Le Conseil des ministres du 4 septembre 2024 a adopté un décret portant institution de quotas d’enlèvement à l’importation des produits similaires fabriqués ou produits au niveau national. Selon le ministre en charge de l’industrie, Serge Poda, l’adoption de ce décret s’inscrit dans la vision du président du Faso, qui veut que la production nationale et la transformation industrielle des matières premières nationales soient des priorités. La rédaction a recueilli l’avis du président en exercice du Conseil d’administration de la Confédération paysanne du Faso (CPF), Bassiaka Dao, qui a accepté de réagir, en attendant d’en savoir plus sur les contours de cette décision.
Lefaso.net : Comment avez-vous accueilli la décision du gouvernement concernant le quota pour l’importation des produits au Burkina Faso ?
Bassiaka Dao : Nous avons accueilli cette décision avec ferveur et enthousiasme parce que c’était une des préoccupations de la Confédération paysanne du Faso et c’est toujours une grande préoccupation. Cette décision nous ramène à une protection parce que ça nous permet de nous mettre au travail. Si tout doit nous venir de l’extérieur, en fin de compte, nous devenons paresseux. Nous devons importer du blé mais s’il y a un quota sur le blé par exemple, ça permet aux producteurs de blé du Burkina de mieux s’investir, d’investir sur leurs parcelles.
Mais s’il n’y a pas de quota, les gens trouveront que le blé importé est moins cher par rapport au blé produit au Burkina Faso, ce qui n’est pas une bonne chose. Les autres se sont d’abord protégés avant d’être ce qu’ils sont. Nous, nous avons ouvert nos marchés. Ce qui fait que tous les opérateurs économiques vont sur le marché international pour, par la suite, venir inonder nos marchés avec ce qui est produit ailleurs. Cela veut dire que, nous travaillons à enrichir les autres et nous nous appauvrissons.
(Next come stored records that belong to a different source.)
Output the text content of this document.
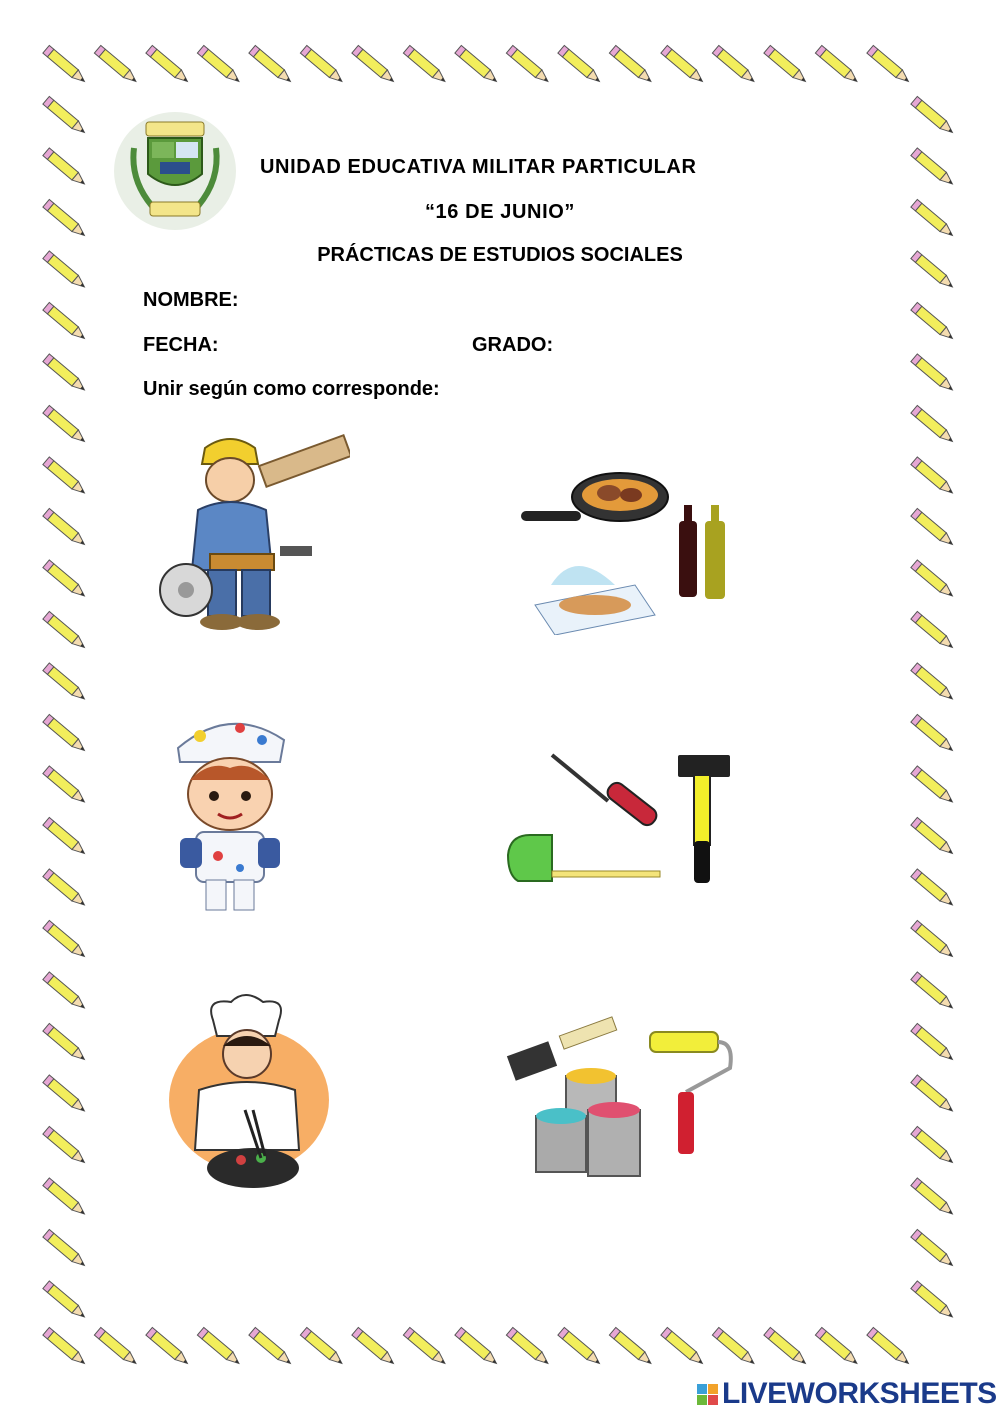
UNIDAD EDUCATIVA MILITAR PARTICULAR

“16 DE JUNIO”

PRÁCTICAS DE ESTUDIOS SOCIALES

NOMBRE:

FECHA:	GRADO:

Unir según como corresponde:

LIVEWORKSHEETS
Au niveau de la Confédération paysanne du Faso, nous apprécions positivement les mesures du gouvernement dans le domaine agricole. Parce que c’est une protection pour nous et cette protection nous permet de dire que nous avons un marché que nous devons être capables de fournir en céréales, en légumes, en légumineuses et en fruits.
Cette mesure va également nous permettre de pouvoir nous projeter dans le futur et voir comment nous allons travailler afin de rattraper le retard que nous avons pris par rapport aux autres.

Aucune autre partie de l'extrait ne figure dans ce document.